De cette démarche particulière ressort une description du déroulement de l’exposition traditionnelle du défunt à Lévis, qui correspond aux quelques données décrivant la mort à cette époque au Québec en général, telles que celles fournies par le rapport de Réal Brisson. Cette description ne peut évidemment pas se généraliser, et là n’était pas le but. Celui-ci était plutôt de recueillir la perception des acteurs passés et présents du rite de l’exposition du défunt, pour éventuellement en illustrer le parcours. Pour ce faire, les données recueillies ont été mises en forme de façon suffisamment intelligible(84) pour les soumettre à un examen un peu plus approfondi, c’est-à-dire sur les bases d’une grille d’analyse du rite très féconde proposée par le sociologue français Claude Rivière.

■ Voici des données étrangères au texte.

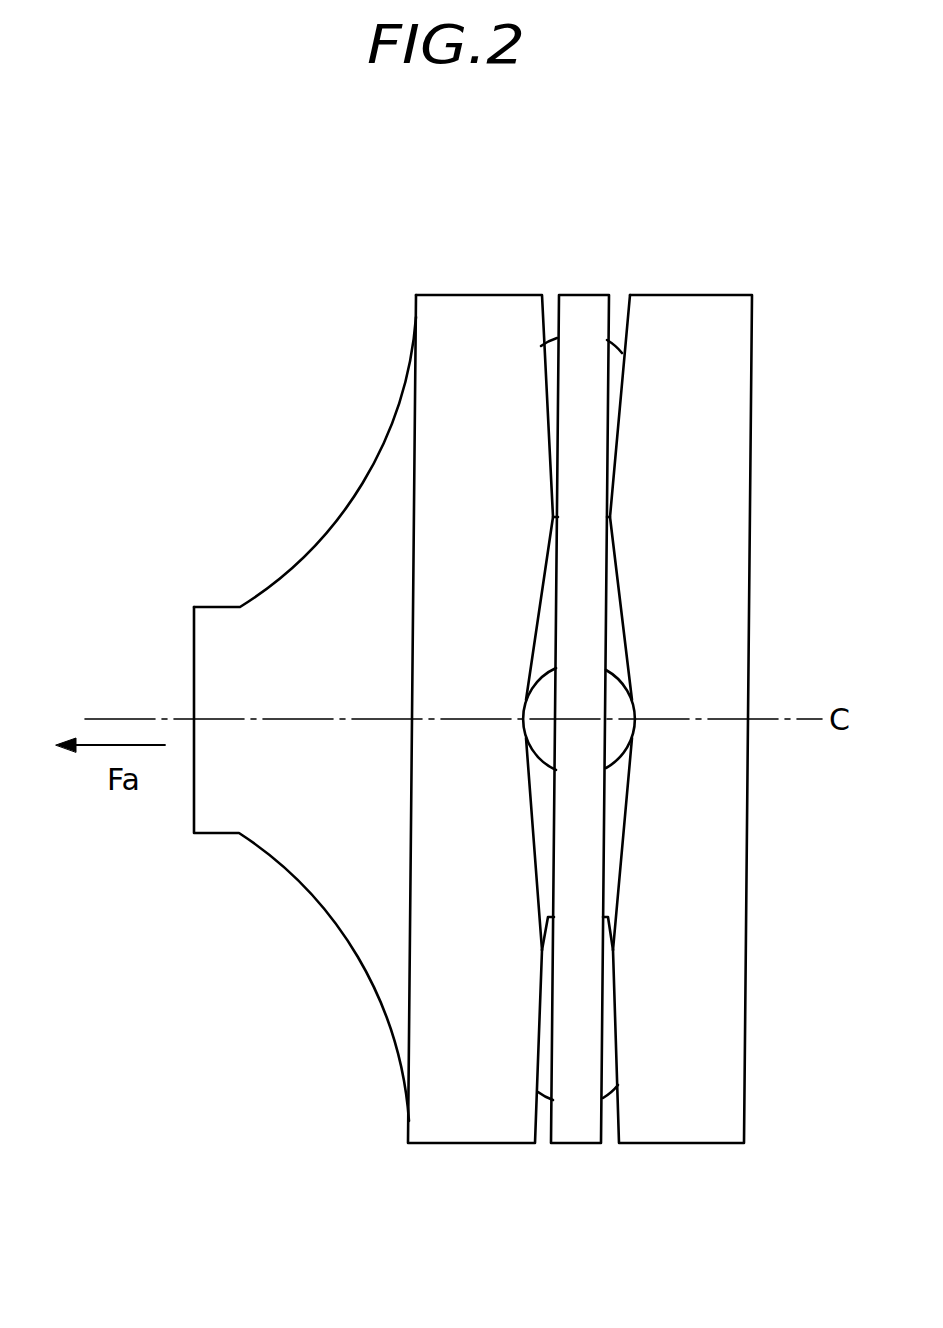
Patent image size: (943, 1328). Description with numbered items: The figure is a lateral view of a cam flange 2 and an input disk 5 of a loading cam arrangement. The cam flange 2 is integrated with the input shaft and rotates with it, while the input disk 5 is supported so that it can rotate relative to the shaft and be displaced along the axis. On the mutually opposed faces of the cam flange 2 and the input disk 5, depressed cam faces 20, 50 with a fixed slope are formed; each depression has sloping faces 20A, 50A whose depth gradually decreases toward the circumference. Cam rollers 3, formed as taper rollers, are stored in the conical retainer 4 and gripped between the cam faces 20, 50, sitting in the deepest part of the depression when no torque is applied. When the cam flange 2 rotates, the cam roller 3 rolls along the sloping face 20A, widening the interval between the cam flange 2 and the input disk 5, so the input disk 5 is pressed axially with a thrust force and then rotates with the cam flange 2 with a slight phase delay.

The cam flange 2 is at (698, 297).
The cam roller 3 is at (612, 370).
The conical retainer 4 is at (592, 297).
The input disk 5 is at (445, 297).
The cam face 20 is at (625, 595).
The sloping face 20A is at (625, 797).
The cam face 50 is at (535, 585).
The sloping face 50A is at (525, 805).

Il n’est évidemment pas permis de tirer de très ambitieuses conclusions d’un travail si exploratoire. Néanmoins, force est de constater que les rites funéraires québécois ont vécu une mutation assez spectaculaire depuis les années cinquante. En particulier, le rite de l’exposition du défunt a été amputé de plusieurs de ses structures traditionnelles, par exemple au niveau de la gestion du cadavre ou de la veillée funèbre. De plus, un certain temps écoulé entre le terrain et l’analyse des données ainsi recueillies a induit une forme de réflexion rétroactive face à toute la démarche. Avec le recul, il est possible de remarquer quelques idées qui auraient pu enrichir encore plus le corpus des données à analyser. Par exemple, il aurait été pertinent d’effectuer des entrevues plus poussées avec quelques embaumeurs, ou encore une entrevue spécifique avec l’hôtesse des salons visités, question de voir comment tous deux perçoivent le rite en tant que tel ainsi que leur rôle dans son déroulement même. Il aurait aussi été intéressant de rencontrer des informateurs plus jeunes, afin de connaître leurs impressions des salons funéraires, et éventuellement de les comparer avec celles de leurs aînés. De plus, l’arrivée récente de l’ethnographe dans la métropole lui fait entre autres percevoir que la donne en matière de comportements funéraires est considérablement différente à Montréal. D’où par exemple l’idée, pour une recherche ultérieure, de reprendre la démarche le plus fidèlement possible mais cette fois à Montréal, en contexte nettement plus urbain et cosmopolite, voire de comparer ces données avec celles de Lévis. Ou encore, tirer profit justement de cet aspect cosmopolite de la ville pour documenter les rites funéraires contemporains des diverses ethnies peuplant Montréal. D’autres recherches encore pourraient approfondir le rôle du thanatologue comme nouveau et unique pontife des rites funéraires, ou explorer le rôle grandissant de l’internet au sein des pratiques de commémoration des morts.
84 Transcription de toutes les entrevues et élaboration de rapports de séance d’observation directe.